Amarsia
Concepts

Evaluations

Grade every assistant run against the metrics you care about and use the results to improve behavior.

Overview

Evaluations turn raw assistant runs into graded outcomes. You define the metrics that matter to your product — helpfulness, grounding, tone, tool correctness — and Amarsia scores each run against them automatically.

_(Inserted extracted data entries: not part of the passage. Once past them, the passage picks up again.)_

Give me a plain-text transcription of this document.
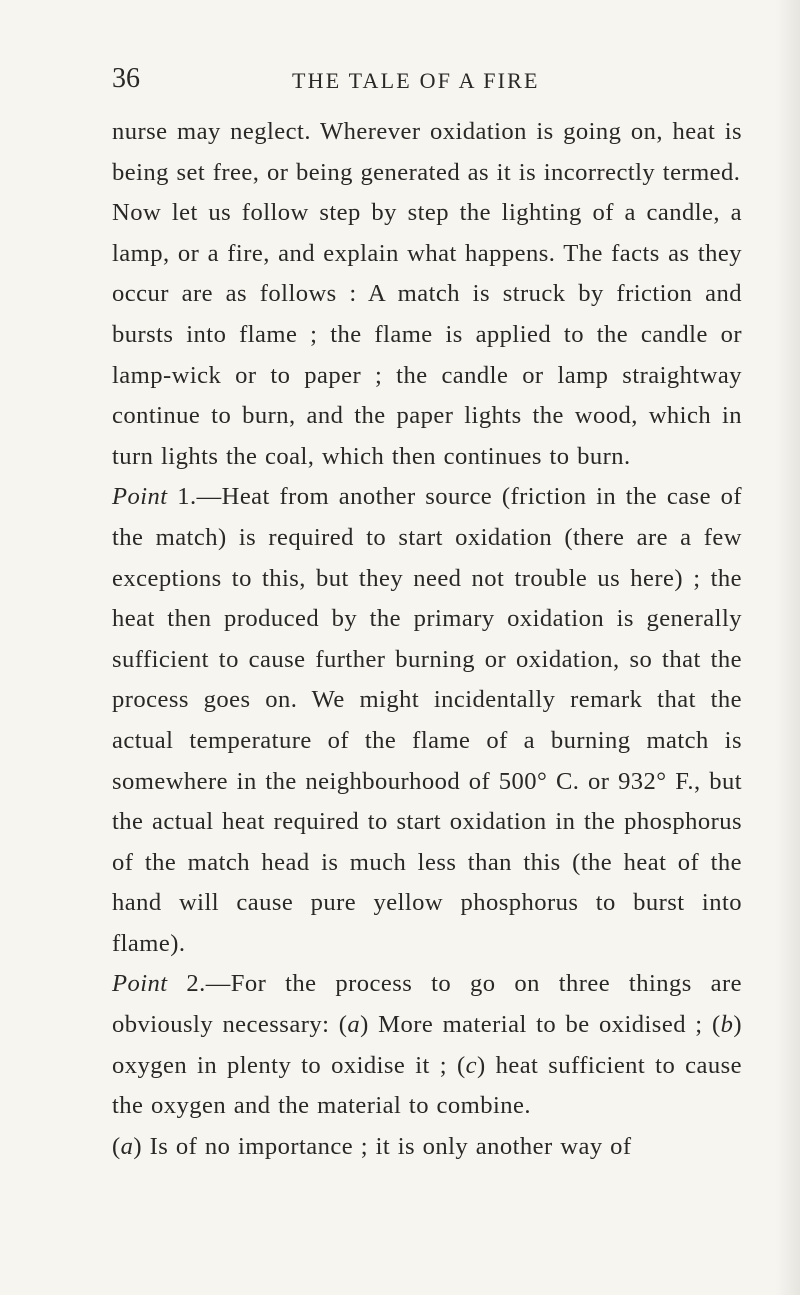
36	THE TALE OF A FIRE

nurse may neglect. Wherever oxidation is going on, heat is being set free, or being generated as it is incorrectly termed.

Now let us follow step by step the lighting of a candle, a lamp, or a fire, and explain what happens. The facts as they occur are as follows : A match is struck by friction and bursts into flame ; the flame is applied to the candle or lamp-wick or to paper ; the candle or lamp straightway continue to burn, and the paper lights the wood, which in turn lights the coal, which then continues to burn.

Point 1.—Heat from another source (friction in the case of the match) is required to start oxidation (there are a few exceptions to this, but they need not trouble us here) ; the heat then produced by the primary oxidation is generally sufficient to cause further burning or oxidation, so that the process goes on. We might incidentally remark that the actual temperature of the flame of a burning match is somewhere in the neighbourhood of 500° C. or 932° F., but the actual heat required to start oxidation in the phosphorus of the match head is much less than this (the heat of the hand will cause pure yellow phosphorus to burst into flame).

Point 2.—For the process to go on three things are obviously necessary: (a) More material to be oxidised ; (b) oxygen in plenty to oxidise it ; (c) heat sufficient to cause the oxygen and the material to combine.

(a) Is of no importance ; it is only another way of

Evaluation runs in the background right after a real run finishes, so it never slows down the user-facing response but still produces per-run scores you can filter and learn from.

How it works

  1. Open an assistant and go to the Evaluations tab.
  2. Define one or more metrics. Each metric has a name and a description that tells the evaluator what "good" looks like.
  3. Save. New runs from now on will be evaluated against this metric set.
  4. Inspect evaluation status and scores in the Usage dashboard, per run.

Under the hood:

  • Metrics live on the assistant, so you can version and evolve them alongside the assistant itself.
  • When a run completes, the runner enqueues an evaluation job using the same transcript, tool calls, and knowledge-base context the user saw.
  • The evaluator walks the run through each metric and writes the result back to the run's log.

Run status lifecycle

Each run carries an evaluation status that moves through the pipeline:

StatusMeaning
pendingThe run was accepted and an evaluation job has been queued.
in_progressThe evaluator is scoring the run now.
completedScores are available in the run log.
failedThe evaluator could not complete (for example, no usable provider key).

Writing good metrics

A metric is only as useful as its description. Keep metrics:

  • Narrow. One behavior per metric beats one vague "quality" metric.
  • Observable. Describe something a reader could judge from the transcript alone.
  • Actionable. When a metric fails, it should suggest a concrete fix (prompt, tool, knowledge base).

Example

[
  {
    "name": "groundedness",
    "description": "The answer only uses facts that appear in the provided knowledge base or the conversation. No invented names, dates, or numbers."
  },
  {
    "name": "tool_correctness",
    "description": "If a tool call is made, the chosen tool and its parameters match the user's request."
  },
  {
    "name": "concise",
    "description": "The final answer is no longer than needed to answer the user's question."
  }
]

Cost and performance

  • Evaluation runs in the background and never blocks the user's response.
  • Each evaluation call consumes tokens on the assistant's configured evaluation model. Plan accordingly if you evaluate high-volume assistants.
  • Failed evaluations are recorded as failed rather than retried indefinitely, so a provider outage does not snowball.

Key terms

TermMeaning
MetricA single named rubric (name, description) the evaluator scores against.
Evaluation statusThe per-run state of the evaluation pipeline.
Evaluation resultThe structured scores and notes the evaluator produced for a run.